A żuro-barszcz robię w bardzo prosty sposób. Nastawiam wędzonkę do gotowania (w pierwszej kolejności, bo gotuje się najdłużej) razem z zielem, liściem laurowym i czosnkiem. Obowiązkowo 2-3 suszone grzybki. Gdy wędzonka jest miękka dodaję białą kiełbasę i włoszczyznę. Kiełbasę nakłuwam w kilku miejscach aby nie popękała i gotuję. Odcedzam wywar zostawiając czosnek, grzyby i liść laurowy. Dodaję zakwas i jeśli potrzeba doprawiam solą, pieprzem i chrzanem.

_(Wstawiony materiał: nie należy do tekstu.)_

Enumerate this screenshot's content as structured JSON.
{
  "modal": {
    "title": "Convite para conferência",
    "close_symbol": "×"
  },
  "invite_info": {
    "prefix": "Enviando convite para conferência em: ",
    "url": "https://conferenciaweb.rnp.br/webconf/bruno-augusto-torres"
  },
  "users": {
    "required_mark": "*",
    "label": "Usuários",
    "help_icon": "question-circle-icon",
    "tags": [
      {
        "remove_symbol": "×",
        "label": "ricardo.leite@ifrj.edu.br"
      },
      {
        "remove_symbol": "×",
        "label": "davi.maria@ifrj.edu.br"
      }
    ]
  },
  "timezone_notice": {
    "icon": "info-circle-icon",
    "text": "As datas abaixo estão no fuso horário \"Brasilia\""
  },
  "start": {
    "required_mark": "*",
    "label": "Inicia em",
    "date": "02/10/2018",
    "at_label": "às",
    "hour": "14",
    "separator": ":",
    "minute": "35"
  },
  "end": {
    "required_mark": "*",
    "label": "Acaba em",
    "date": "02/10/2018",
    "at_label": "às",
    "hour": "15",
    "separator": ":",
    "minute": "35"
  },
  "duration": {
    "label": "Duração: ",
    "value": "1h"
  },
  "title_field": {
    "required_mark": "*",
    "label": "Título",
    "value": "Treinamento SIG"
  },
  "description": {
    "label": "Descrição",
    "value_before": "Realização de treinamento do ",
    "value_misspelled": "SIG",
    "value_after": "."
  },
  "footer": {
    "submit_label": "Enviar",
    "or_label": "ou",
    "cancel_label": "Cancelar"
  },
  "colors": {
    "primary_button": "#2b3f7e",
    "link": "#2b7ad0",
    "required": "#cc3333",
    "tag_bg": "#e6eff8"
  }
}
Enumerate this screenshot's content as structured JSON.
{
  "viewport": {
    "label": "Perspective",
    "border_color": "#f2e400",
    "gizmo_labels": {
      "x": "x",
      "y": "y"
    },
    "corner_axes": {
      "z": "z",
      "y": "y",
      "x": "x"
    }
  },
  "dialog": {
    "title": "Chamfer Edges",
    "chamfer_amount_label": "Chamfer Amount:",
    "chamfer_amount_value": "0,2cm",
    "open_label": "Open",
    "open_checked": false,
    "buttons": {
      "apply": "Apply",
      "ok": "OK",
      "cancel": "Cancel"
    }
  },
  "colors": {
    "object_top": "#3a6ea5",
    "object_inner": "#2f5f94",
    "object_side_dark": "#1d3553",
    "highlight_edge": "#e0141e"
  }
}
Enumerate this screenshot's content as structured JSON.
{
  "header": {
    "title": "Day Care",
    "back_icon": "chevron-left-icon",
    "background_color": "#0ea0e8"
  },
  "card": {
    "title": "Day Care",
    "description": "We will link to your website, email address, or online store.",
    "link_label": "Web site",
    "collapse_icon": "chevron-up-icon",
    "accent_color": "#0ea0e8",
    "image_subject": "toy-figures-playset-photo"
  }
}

Tylko najpierw trzeba spróbować bo wędzonka jest słona i gotując się oddaje sól. Odlewam do miseczki 2-3 łyżki wazowe wywaru , rozprowadzam w nich śmietanę, wlewam do pozostałego wywaru. Dodaję majeranek rozcierając go w dłoniach i gotowe. Najlepiej smakuje następnego dnia.
Żuro-barszcz podaję z ugotowaną w nim, pokrojoną w kostkę kiełbasą białą, jajkiem na twardo i posiekanym szczypiorkiem.
Ciekawą formą podania jest żur w chlebie. Chlebek można kupić ale jeszcze przyjemniej jest zrobić samemu. Oto najprostszy przepis.
Składniki na 3 chlebki:
- 600 – 700 g mąki pszennej
- ok. 15 g drożdży świeżych
- 400 ml ciepłej wody
- łyżka cukru
- 2 łyżeczki soli
- 2 łyżki oleju
W małej miseczce rozgnieść drożdże z cukrem, dodać 1/3 ciepłej wody i 2 łyżki z odważonej mąki – rozmieszać i odstawić na ok. 20 min. Kiedy zaczyn zacznie rosnąć dodać go do pozostałych składników i wyrobić elastyczne ciasto. Pozostawić w ciepłym miejscu przykryte ściereczką aż podwoi objętość. Następnie krótko wyrobić, podzielić na trzy kule i odstawić na 10 min. Posmarować rozkłóconym jajkiem. Piec ok. 35 min w temp. 200°C. Można piec w foremkach, bez foremek lub w opaskach z papieru do pieczenia. Jeśli pieczemy w opaskach, należy pamiętać, że nie mogą one być zbyt ciasne (pozostawić trzeba 2-3 cm luzu) oraz pod koniec pieczenia opaski trzeba zdjąć aby skórka się przyrumieniła.
Miłego gotowania i Ciesz się smakiem!